Hospitals and insurers are opposed to lowering the Medicare eligibility age, because it would result in fewer people having commercial insurance, which tends to pay providers more than public coverage. Lowering the eligibility age is most likely to fall off the radar, according to people working on reconciliation, but adding dental, vision and hearing benefits stands a better shot of passing.
Lowering drug prices
Democrats hope to pay for those added Medicare benefits through a reconciliation provision that would lower drug prices.
Senate Finance Chair Wyden is working with senators on a bill that would allow HHS to set prices for drugs covered by Medicare. Currently, the federal government is not allowed under law to interfere in private negotiations between drug makers and plan sponsors, which Democrats results in Medicare paying too much for drugs.
“I’m talking to senators, getting ready to put some ideas down on paper. That’s what you got to do when there’s a 50-50 Senate,” Wyden said this week.
The nonpartisan Congressional Budget Office (CBO) estimated a similar bill passed by the House last year that included that provision could save the government $500 billion over 10 years.
Expanding home-and-community based services
Sen. Bob Casey (D-Penn.) told Modern Healthcare “it’s the plan” to get the $400 billion for the expansion of home-and-community based expansion into reconciliation, noting that Democrats are pretty united on the issue.
The details are expected to be released in a couple of weeks, but it would likely involve giving states more funding to move people off the wait lists for those services. Because Medicaid coverage of HCBS isn’t mandatory, many states have wait lists for those services, with nearly 1 million people on it.
Expanding HCBS also has the backing of President Joe Biden.
Congress would likely tie that funding to requirements for better benefits and increased wages for caregivers, who make on average about $12 an hour and are disproportionately women of color.
More ACA subsidies and lowering deductibles
While the most recent COVID-19 relief bill extended ACA subsidies to middle-income earners, that provision expires in 2023.

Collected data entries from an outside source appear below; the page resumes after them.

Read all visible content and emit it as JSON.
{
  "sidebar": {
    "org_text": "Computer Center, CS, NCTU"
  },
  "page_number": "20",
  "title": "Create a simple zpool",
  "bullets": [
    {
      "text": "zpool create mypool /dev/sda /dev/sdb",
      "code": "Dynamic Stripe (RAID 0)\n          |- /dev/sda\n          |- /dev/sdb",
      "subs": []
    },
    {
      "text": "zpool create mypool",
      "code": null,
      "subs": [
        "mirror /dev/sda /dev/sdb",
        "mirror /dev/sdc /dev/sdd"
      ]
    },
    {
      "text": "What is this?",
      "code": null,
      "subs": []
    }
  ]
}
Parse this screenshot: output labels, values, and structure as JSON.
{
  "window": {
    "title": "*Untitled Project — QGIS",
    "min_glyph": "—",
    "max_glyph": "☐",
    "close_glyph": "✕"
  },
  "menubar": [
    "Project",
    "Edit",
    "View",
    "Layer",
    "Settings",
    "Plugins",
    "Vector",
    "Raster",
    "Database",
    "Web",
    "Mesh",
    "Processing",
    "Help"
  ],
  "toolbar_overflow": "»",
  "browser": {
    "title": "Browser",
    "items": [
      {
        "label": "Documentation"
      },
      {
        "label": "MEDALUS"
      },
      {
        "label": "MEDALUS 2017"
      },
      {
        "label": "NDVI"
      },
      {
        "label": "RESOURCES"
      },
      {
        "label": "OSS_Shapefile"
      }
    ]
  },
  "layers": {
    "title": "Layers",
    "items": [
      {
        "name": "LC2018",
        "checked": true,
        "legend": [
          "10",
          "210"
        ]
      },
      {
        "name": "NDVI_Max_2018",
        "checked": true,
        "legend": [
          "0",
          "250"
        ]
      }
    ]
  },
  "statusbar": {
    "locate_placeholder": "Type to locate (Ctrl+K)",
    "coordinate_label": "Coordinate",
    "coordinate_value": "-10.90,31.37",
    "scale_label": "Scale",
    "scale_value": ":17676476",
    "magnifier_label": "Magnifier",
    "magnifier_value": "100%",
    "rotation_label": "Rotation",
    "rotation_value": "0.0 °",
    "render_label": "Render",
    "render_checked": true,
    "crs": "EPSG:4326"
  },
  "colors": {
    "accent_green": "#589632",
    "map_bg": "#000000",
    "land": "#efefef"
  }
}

The reconciliation bill is expected to permanently expand those subsidies while potentially lowering deductibles for people in the marketplace. That provision could involve expanding cost-sharing assistance or tying premium tax credits to a more comprehensive Gold plan.
“These policies enjoy support from across the ideological spectrum within the Democratic caucus and need to be a part of the discussion when the Senate considers legislation to bring down health care costs,” said a Democratic aide.
More than 160 members of Congress are urging House and Senate leaders to include in the reconciliation bill several provisions aimed at improving maternal health and access to coverage for new moms.
Led by Rep. Lauren Underwood (D-Ill.), the members asked the bill to extend Medicaid coverage for 1 year postpartum to new moms,
Under the law, coverage ends 60 days postpartum.
The most recently-passed COVID-19 relief bill gives states the option of extending Medicaid for a full year postpartum, but it expires in 2027 and is optional for states.
“We cannot afford to take coverage away from new moms at a time when they need it most,” the lawmakers wrote in the letter.